Citation date: July 22, 2011

The following waiver (s) is (are) on file with this office. Repeat waivers are granted based on previous justifications by the owner, previous NYSDOH and USDHHS reviews and certification that the condition under which the waivers have been granted have not changed. Please indicate if the facility wishes the waiver(s) to be continued.

Please indicate if the facility wishes the waiver (s) to be continued or provide a plan of correction.

K 130 S/S=B
NFPA 101 - 13-3.5 - 19.3.5.1 where required by 19.1.6 health care facilities shall be protected throughout by an approved supervised automatic sprinkler system in accordance with section 9.7.
Buildings containing health care facilities shall be protected throughout by an approved,supervised automatic sprinkler system installed in accordance with section 7-7.

Staircases in the new building are not sprinklered.

K23 NFPA 101: SMOKE PARTITIONS

Scope: Pattern

Severity: Potential for no more than Minimal Harm

Corrected Date: Not Available

Smoke barriers are provided to form at least two smoke compartments on every sleeping room floor for more than 30 patients. 19.3.7.1, 19.3.7.2

Citation date: July 22, 2011

The following waiver (s) is (are) on file with this office. Repeat waivers are granted based on previous justifications by the owner, previous NYSDOH and USDHHS reviews and certification that the condition under which the waivers have been granted have not changed. Please indicate if the facility wishes the waive(s) to be continued.

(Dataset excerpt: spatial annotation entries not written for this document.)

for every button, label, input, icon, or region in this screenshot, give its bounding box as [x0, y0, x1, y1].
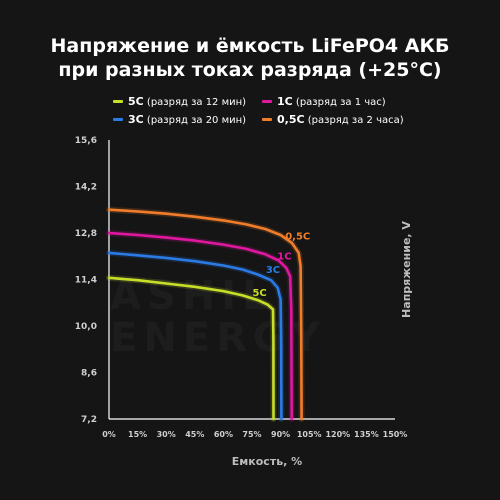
x-tick-label: 135% — [354, 430, 379, 439]
legend-label-1c: 1C — [277, 95, 293, 108]
title-line-1: Напряжение и ёмкость LiFePO4 АКБ — [50, 35, 450, 57]
series-line-5C — [107, 276, 275, 421]
x-tick-label: 30% — [157, 430, 176, 439]
legend-swatch-1c — [262, 99, 272, 103]
x-tick-label: 0% — [102, 430, 116, 439]
legend-swatch-05c — [262, 117, 272, 121]
chart-title: Напряжение и ёмкость LiFePO4 АКБ при раз… — [0, 34, 500, 82]
x-tick-label: 60% — [214, 430, 233, 439]
legend-item-1c: 1C (разряд за 1 час) — [262, 95, 386, 108]
series-line-3C — [107, 251, 283, 421]
y-tick-label: 8,6 — [81, 369, 97, 379]
x-tick-label: 120% — [325, 430, 350, 439]
y-tick-label: 7,2 — [81, 415, 97, 425]
legend-swatch-5c — [113, 99, 123, 103]
y-tick-label: 11,4 — [75, 276, 97, 286]
series-line-0,5C — [107, 208, 303, 421]
chart-labels: 5C 3C 1C 0,5C — [252, 232, 310, 299]
title-line-2: при разных токах разряда (+25°C) — [58, 59, 442, 81]
legend-desc-05c: (разряд за 2 часа) — [307, 115, 404, 126]
y-tick-label: 15,6 — [75, 136, 97, 146]
series-annotation: 5C — [252, 288, 266, 299]
series-annotation: 0,5C — [285, 232, 310, 243]
legend-desc-3c: (разряд за 20 мин) — [146, 115, 247, 126]
legend-label-05c: 0,5C — [277, 113, 305, 126]
legend-item-3c: 3C (разряд за 20 мин) — [113, 113, 246, 126]
legend-swatch-3c — [113, 117, 123, 121]
legend-desc-5c: (разряд за 12 мин) — [146, 97, 247, 108]
legend-item-5c: 5C (разряд за 12 мин) — [113, 95, 246, 108]
legend-label-5c: 5C — [128, 95, 144, 108]
x-tick-label: 90% — [271, 430, 290, 439]
chart-series — [106, 206, 305, 422]
x-tick-label: 45% — [185, 430, 204, 439]
y-axis-title: Напряжение, V — [400, 221, 413, 318]
x-tick-label: 150% — [383, 430, 408, 439]
series-annotation: 1C — [277, 252, 291, 263]
x-tick-label: 75% — [242, 430, 261, 439]
chart-axes: 7,2 8,6 10,0 11,4 12,8 14,2 15,6 0% 15% 30% 45% 60%… — [75, 136, 413, 468]
legend-item-05c: 0,5C (разряд за 2 часа) — [262, 113, 404, 126]
y-tick-label: 10,0 — [75, 322, 97, 332]
y-tick-label: 12,8 — [75, 229, 97, 239]
series-line-1C — [107, 231, 293, 421]
series-glow-5C — [106, 274, 277, 422]
y-tick-label: 14,2 — [75, 183, 97, 193]
x-tick-label: 105% — [297, 430, 322, 439]
x-axis-title: Емкость, % — [232, 455, 302, 468]
legend-label-3c: 3C — [128, 113, 144, 126]
series-annotation: 3C — [266, 265, 280, 276]
x-tick-label: 15% — [128, 430, 147, 439]
legend-desc-1c: (разряд за 1 час) — [295, 97, 386, 108]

Include your request for renewal of this waiver or plan of correction in the space provided on this form.

Please indicate if the facility wishes the waiver (s) to be continued or provide a plan of correction.

42 CFR 483.70(a):

The vertical ventilation ducts in the toilets of some patient/resident rooms(i.e., rooms 235 and 237 as well as rooms 221 and 223) cross the smoke barriers according to the architectural plans. These ducts do not contain smoke dampers actuated by smoke and constructed, located and installed in accordance with the requirements of NFPA 90A.